London24NEWS

ANDREW PIERCE: Was IMF attack over sacking of Sir Humphrey?

A ‘large and untargeted fiscal package’ was the scathing verdict of the International Monetary Fund (IMF) on Kwasi Kwarteng’s mini-Budget last week: an extraordinary intervention from a body normally charged with rescuing basket-case economies in Latin America.

Ministers were furious. And sources tell me there is a strong suspicion among senior government figures that allies of the ousted Treasury mandarin Sir Tom Scholar might have had something to do with it.

One of Kwarteng’s first acts as Chancellor was to sack Scholar, the Permanent Secretary at the Treasury since 2016.
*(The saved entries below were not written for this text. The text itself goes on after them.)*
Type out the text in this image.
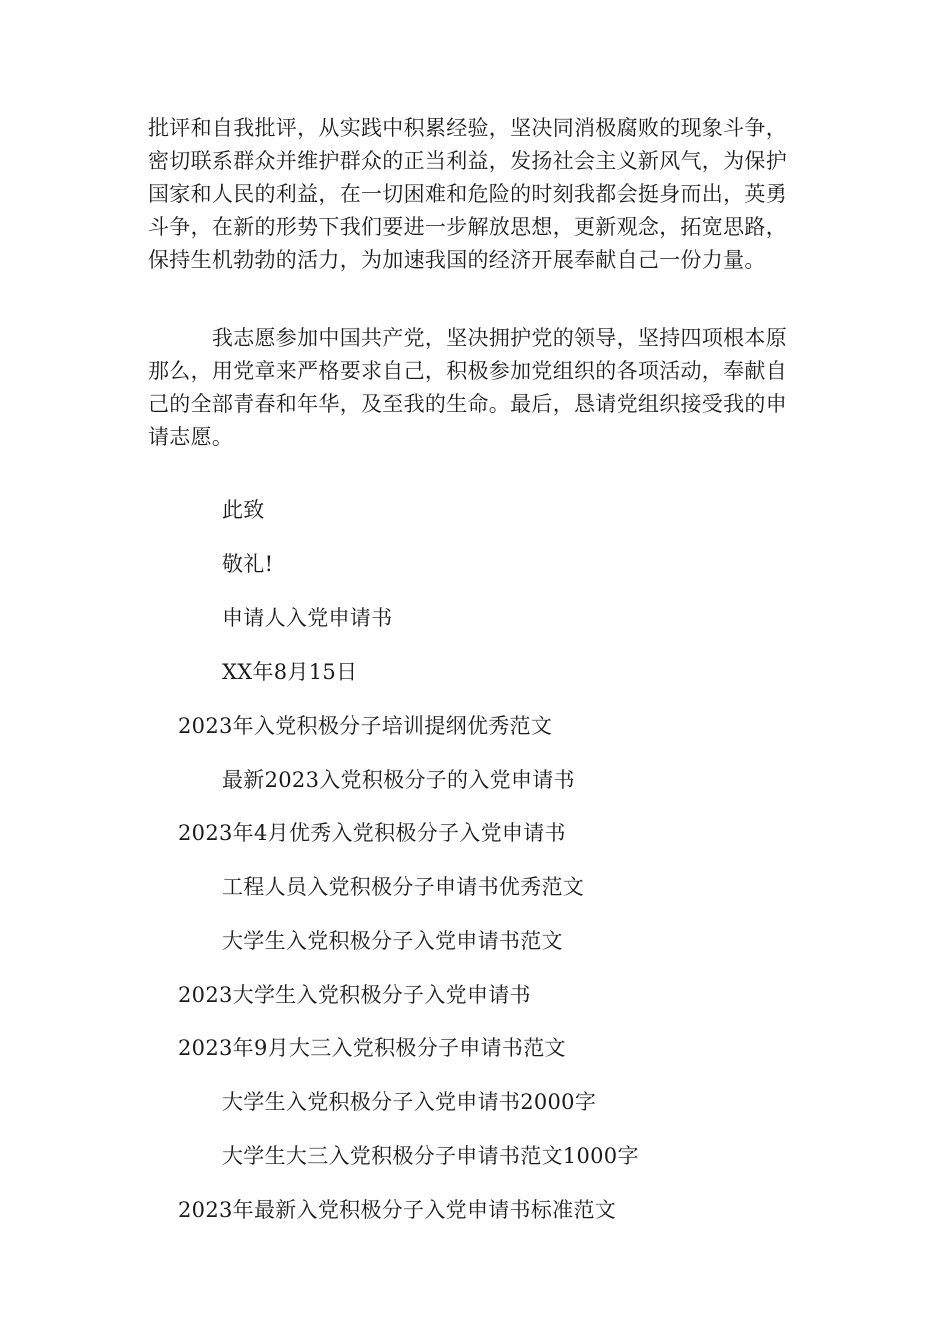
批评和自我批评，从实践中积累经验，坚决同消极腐败的现象斗争，
密切联系群众并维护群众的正当利益，发扬社会主义新风气，为保护
国家和人民的利益，在一切困难和危险的时刻我都会挺身而出，英勇
斗争，在新的形势下我们要进一步解放思想，更新观念，拓宽思路，
保持生机勃勃的活力，为加速我国的经济开展奉献自己一份力量。
　　　我志愿参加中国共产党，坚决拥护党的领导，坚持四项根本原
那么，用党章来严格要求自己，积极参加党组织的各项活动，奉献自
己的全部青春和年华，及至我的生命。最后，恳请党组织接受我的申
请志愿。

此致

敬礼!

申请人入党申请书

XX年8月15日

2023年入党积极分子培训提纲优秀范文

最新2023入党积极分子的入党申请书

2023年4月优秀入党积极分子入党申请书

工程人员入党积极分子申请书优秀范文

大学生入党积极分子入党申请书范文

2023大学生入党积极分子入党申请书

2023年9月大三入党积极分子申请书范文

大学生入党积极分子入党申请书2000字

大学生大三入党积极分子申请书范文1000字

2023年最新入党积极分子入党申请书标准范文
An arch-Remainer who previously served as David Cameron’s ‘Adviser for Europe’, Scholar epitomised the stuffy economic orthodoxy that Kwarteng and Liz Truss are seeking to overthrow.
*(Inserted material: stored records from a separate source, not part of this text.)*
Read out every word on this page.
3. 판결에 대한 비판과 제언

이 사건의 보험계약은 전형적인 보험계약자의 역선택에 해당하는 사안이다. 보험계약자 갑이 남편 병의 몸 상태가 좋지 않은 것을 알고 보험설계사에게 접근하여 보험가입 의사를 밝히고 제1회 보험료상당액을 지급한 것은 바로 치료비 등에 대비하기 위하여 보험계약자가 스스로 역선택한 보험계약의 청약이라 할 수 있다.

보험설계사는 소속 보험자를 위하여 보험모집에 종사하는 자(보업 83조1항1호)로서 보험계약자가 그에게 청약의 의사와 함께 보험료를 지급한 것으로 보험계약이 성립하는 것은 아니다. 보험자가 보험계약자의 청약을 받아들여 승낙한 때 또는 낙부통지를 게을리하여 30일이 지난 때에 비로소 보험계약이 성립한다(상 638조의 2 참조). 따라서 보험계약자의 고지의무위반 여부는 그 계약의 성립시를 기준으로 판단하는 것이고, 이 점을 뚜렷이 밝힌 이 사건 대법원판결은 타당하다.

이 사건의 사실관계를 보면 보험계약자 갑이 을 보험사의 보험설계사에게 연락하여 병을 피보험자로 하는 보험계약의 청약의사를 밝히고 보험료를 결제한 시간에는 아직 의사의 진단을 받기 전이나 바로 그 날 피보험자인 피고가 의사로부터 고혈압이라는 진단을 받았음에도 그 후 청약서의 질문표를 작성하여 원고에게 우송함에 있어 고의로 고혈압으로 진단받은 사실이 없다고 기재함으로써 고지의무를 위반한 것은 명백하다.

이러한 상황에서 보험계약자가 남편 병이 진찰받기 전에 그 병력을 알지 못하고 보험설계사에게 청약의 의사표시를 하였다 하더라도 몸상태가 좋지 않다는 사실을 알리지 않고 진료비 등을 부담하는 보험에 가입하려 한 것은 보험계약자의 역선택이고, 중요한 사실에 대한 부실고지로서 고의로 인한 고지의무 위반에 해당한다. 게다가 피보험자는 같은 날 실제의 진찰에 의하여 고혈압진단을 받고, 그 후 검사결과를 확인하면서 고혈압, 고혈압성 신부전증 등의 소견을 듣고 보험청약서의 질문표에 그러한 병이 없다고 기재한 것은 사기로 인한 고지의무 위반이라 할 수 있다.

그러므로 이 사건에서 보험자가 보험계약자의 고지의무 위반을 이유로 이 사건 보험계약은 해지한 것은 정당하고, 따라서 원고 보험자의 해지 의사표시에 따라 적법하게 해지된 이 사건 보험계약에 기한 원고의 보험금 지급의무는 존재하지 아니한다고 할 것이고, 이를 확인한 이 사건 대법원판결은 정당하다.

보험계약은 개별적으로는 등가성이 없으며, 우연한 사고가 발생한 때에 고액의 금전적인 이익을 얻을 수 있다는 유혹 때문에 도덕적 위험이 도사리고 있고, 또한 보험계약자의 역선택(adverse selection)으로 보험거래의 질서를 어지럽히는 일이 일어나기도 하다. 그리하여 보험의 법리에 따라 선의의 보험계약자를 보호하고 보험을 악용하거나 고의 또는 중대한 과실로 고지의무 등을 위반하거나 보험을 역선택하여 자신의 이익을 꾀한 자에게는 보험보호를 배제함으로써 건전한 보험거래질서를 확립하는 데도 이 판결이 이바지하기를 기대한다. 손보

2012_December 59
International Monetary Fund Managing Director Kristalina Georgieva (pictured in March). A ‘large and untargeted fiscal package’ was the scathing verdict of the International Monetary Fund (IMF) on Kwasi Kwarteng’s mini-Budget last week

But, says my Treasury mole, his defenestration enraged Whitehall: ‘Scholar still has a big cadre of supporters. The IMF attack reeked of their revenge.’

Lord Moore, Margaret Thatcher’s official biographer, agrees.

‘I would not be surprised to learn that friends of Sir Tom Scholar . . . have been expressing their dismay to their friends in the IMF’s headquarters in Washington,’ he said last week.

IMF managing director Kristalina Georgieva — who served as vice-president of the European Commission — has remained notably silent in the wake of what Lord Moore called the organisation’s ‘deliberately unfriendly’ statement.

Our latest Corbyn nightmayor… 

In 2020, Corbyn had the whip removed after he claimed that reports of vile anti-Semitism in the party had been ‘dramatically overstated for political reasons’

A new group calling itself ‘Islington Friends of Jeremy Corbyn’ is fighting for the disgraced ex-Labour leader to be readmitted to the parliamentary party ahead of the next election. In 2020, Corbyn had the whip removed after he claimed that reports of vile anti-Semitism in the party had been ‘dramatically overstated for political reasons’ — which means he will have to stand as an independent for his North London seat at the next election.

If the campaign fails, Saint Jeremy, 73, is rumoured to be planning to run for London Mayor — potentially splitting the Left-wing vote and handing the Tories the capital for the first time since Boris left in 2016.

£1m helps to keep the red flag flying 

Sir Keir Starmer has been boasting that Labour has just enjoyed its most lucrative conference in years

Back from Liverpool and looking notably self-congratulatory, Sir Keir Starmer has been boasting that Labour has just enjoyed its most lucrative conference in years. I’m told exhibitors — from Barclays to the giant Unite union — coughed up more than £1 million for the chance to mingle with the comrades.

Talk about trickle-down economics!

Discussing the rising cost of living in an interview with ITV News, millionaire Sir Keir whines: ‘My mortgage has gone up because we’re on a variable rate . . . by a number of hundreds of pounds.’ Don’t feel too sorry for him. His three-storey house in North London is easily worth £2.4 m — and he bought in 2004, more than enough time to make a dent in the mortgage.

The BBC has decided not to reschedule the cancelled Last Night Of The Proms — originally planned to run two days after the Queen’s death 

The BBC has decided not to reschedule the cancelled Last Night Of The Proms — originally planned to run two days after the Queen’s death. ‘Some thought it should have gone ahead as a fitting tribute to Her Majesty, but there’s no plan to reinstate it: sadly it would be too costly,’ a BBC insider says. But might Auntie’s execs be secretly delighted that the stirring show of patriotic flag-waving won’t take place this year? You be the judge.

Quote of the day

Richard Tice, leader of the Reform Party (which yesterday held its annual conference a mile from the Tories in Birmingham), has zero tolerance for illegal immigration. ‘We should leave the European Court of Human Rights,’ says Tice. ‘We must pick migrants out of boats and take them back to France. We can do this legally under the International Convention for the Safety of Life at Sea laws.’ Ministers take note: at least someone is proposing radical solutions.